Comparatif · mis à jour le 30 juillet 2026
Planity ou Fresha : le gratuit qui n'en est pas un
L'un affiche un abonnement mensuel, l'autre affiche zéro. Les deux vivent de votre activité — simplement, l'un le dit sur sa page tarifs et l'autre le prélève ailleurs.
Où va l'argent, dans les deux cas
Planity facture un abonnement. C'est lisible : un montant, un mois, une facture. On peut trouver ça cher, on ne peut pas dire qu'on ne savait pas.
Fresha affiche un logiciel gratuit, et se rémunère sur ce qui gravite autour : les frais sur les paiements encaissés via sa solution, et les frais liés aux nouveaux clients apportés par sa marketplace. Ce n'est pas caché, mais ce n'est pas non plus sur la même ligne que le mot « gratuit ».
Aucun des deux modèles n'est malhonnête. Ce qui est trompeur, c'est de comparer « 0 € » à un abonnement sans regarder ce qui se passe après.
La bonne question n'est pas le prix affiché
C'est : combien va-t-il me coûter sur douze mois, dans mon activité réelle ?
Pour un outil à l'abonnement, la réponse est une multiplication. Pour un outil gratuit financé par les frais de paiement, elle dépend de votre chiffre d'affaires encaissé via la plateforme. Un institut qui encaisse tout par la solution intégrée peut payer davantage, en pourcentage, qu'un abonnement fixe.
Français ou anglo-saxon : ce que ça change vraiment
Peu de choses sur la qualité du logiciel, beaucoup sur trois points concrets :
- Le support. Réponse en français, sur vos horaires, par quelqu'un qui connaît le métier tel qu'il se pratique ici.
- Le cadre juridique. Où sont hébergées les données de vos clientes, et sous quel droit se règle un litige.
- Les usages du métier. Facturation, mentions légales, statut d'auto-entrepreneur : ce sont des détails jusqu'au jour où ce n'en sont plus.
Le point commun des deux, et pourquoi il compte
Planity et Fresha exploitent tous deux une marketplace : un annuaire où le grand public cherche un professionnel.

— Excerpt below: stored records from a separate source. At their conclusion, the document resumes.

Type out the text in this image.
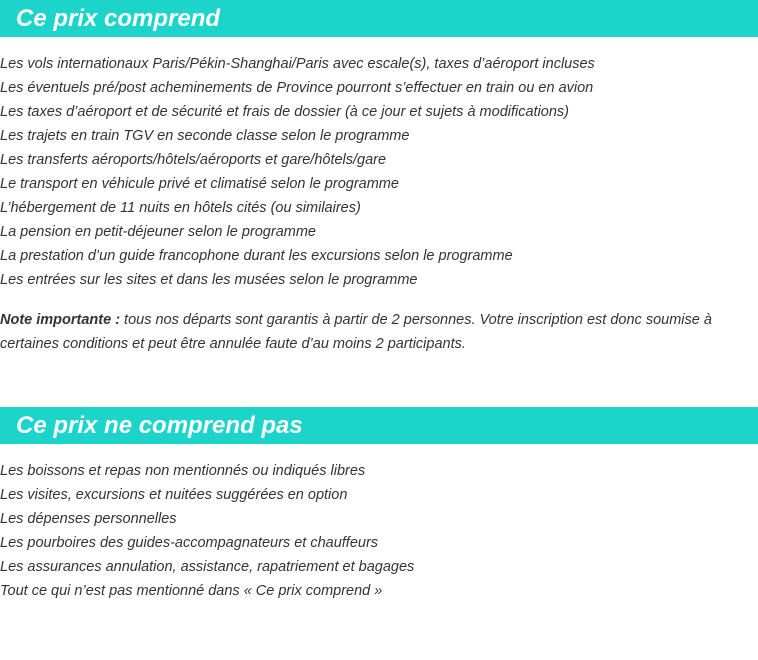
Ce prix comprend
Les vols internationaux Paris/Pékin-Shanghai/Paris avec escale(s), taxes d’aéroport incluses
Les éventuels pré/post acheminements de Province pourront s’effectuer en train ou en avion
Les taxes d’aéroport et de sécurité et frais de dossier (à ce jour et sujets à modifications)
Les trajets en train TGV en seconde classe selon le programme
Les transferts aéroports/hôtels/aéroports et gare/hôtels/gare
Le transport en véhicule privé et climatisé selon le programme
L’hébergement de 11 nuits en hôtels cités (ou similaires)
La pension en petit-déjeuner selon le programme
La prestation d’un guide francophone durant les excursions selon le programme
Les entrées sur les sites et dans les musées selon le programme

Note importante : tous nos départs sont garantis à partir de 2 personnes. Votre inscription est donc soumise à certaines conditions et peut être annulée faute d’au moins 2 participants.

Ce prix ne comprend pas
Les boissons et repas non mentionnés ou indiqués libres
Les visites, excursions et nuitées suggérées en option
Les dépenses personnelles
Les pourboires des guides-accompagnateurs et chauffeurs
Les assurances annulation, assistance, rapatriement et bagages
Tout ce qui n’est pas mentionné dans « Ce prix comprend »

C'est un vrai canal d'acquisition, et pour un institut qui démarre, ce n'est pas rien.
C'est aussi un annuaire où vos concurrents apparaissent, y compris devant une cliente venue réserver chez vous. Ce n'est ni un scandale ni un secret : c'est le modèle. Mais c'est un choix, et il vaut mieux le faire en connaissance de cause.
Si aucun des deux ne correspond
ClientBase est l'option sans marketplace : 0 % de commission, aucun frais de paiement puisque nous n'encaissons rien — votre cliente vous paie directement, comme avant. En échange, aucun client nouveau ne vous sera apporté. C'est un outil, pas un canal d'acquisition.
Comparatif détaillé : Fresha vs ClientBase et Planity vs ClientBase.
Questions fréquentes
- Fresha est-il vraiment gratuit ?
- Le logiciel l'est. La rémunération vient des frais appliqués aux paiements encaissés via la solution intégrée, et des frais liés aux nouveaux clients apportés par la marketplace. Selon la façon dont vous encaissez, le coût réel sur douze mois peut dépasser celui d'un abonnement fixe. Vérifiez les conditions en vigueur avant de trancher.
- Planity est-il plus cher que Fresha ?
- Sur la ligne « abonnement », oui, puisque Fresha n'en facture pas. Sur le coût total annuel, cela dépend de votre volume d'encaissement et de la part de clients venus de la marketplace. Les deux modèles se croisent : il n'y a pas de réponse valable pour tout le monde.
- Fresha est-il une entreprise française ?
- Non. Fresha est un acteur international, contrairement à Planity qui est français. Cela joue sur la langue du support, le lieu d'hébergement des données et le droit applicable en cas de litige.
- Puis-je récupérer mes clientes si je quitte l'un des deux ?
- Vérifiez avant de vous inscrire, pas après. La question à poser est simple : « comment j'exporte mon fichier clients, et dans quel format ». Une réponse floue est une réponse.